2D modeling of salt precipitation during the injection of dry CO2 in a depleted gas reservoir

Abstract

The precipitation of halite around a CO 2 injection well has been studied to investigate the possible effects on well injectivity for a pilot test of CO 2 injection in a depleted gas reservoir. The numerical simulations performed with the TMGAS simulator, using both 1D and 2D radial grids, show that the injection of dry supercritical CO 2 vaporizes the formation brine promoting NaCl concentration and the precipitation of halite. Different behaviors are observed depending on the initial liquid saturation: when the brine has a low mobility, the evaporation front advances with limited halite precipitation and only minor effects on well injectivity. On the other hand, when the brine has sufficient mobility, the precipitation front is recharged by the brine flowing towards the wellbore, due to the capillary pressure gradient driven by the evaporation. In this case the concentrated precipitation can strongly reduce the formation permeability.

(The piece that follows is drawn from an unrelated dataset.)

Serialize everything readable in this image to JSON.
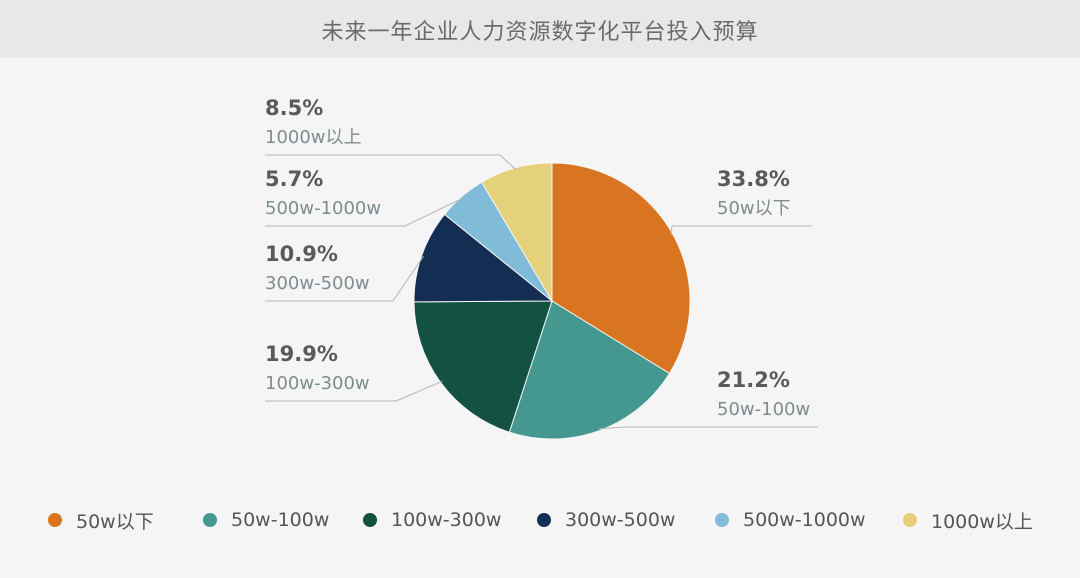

These effects depend on formation properties and on the porosity–permeability relationship which describes the effects of halite precipitation on permeability reduction. In the attempt to improve the prediction of halite precipitation effects, an extension of the so-called tube-in-series model of Verma and Pruess was developed, with pore-size distribution evaluated from the measured grain-size distribution of the sandy formation considered for the execution of the pilot CO 2 sequestration test.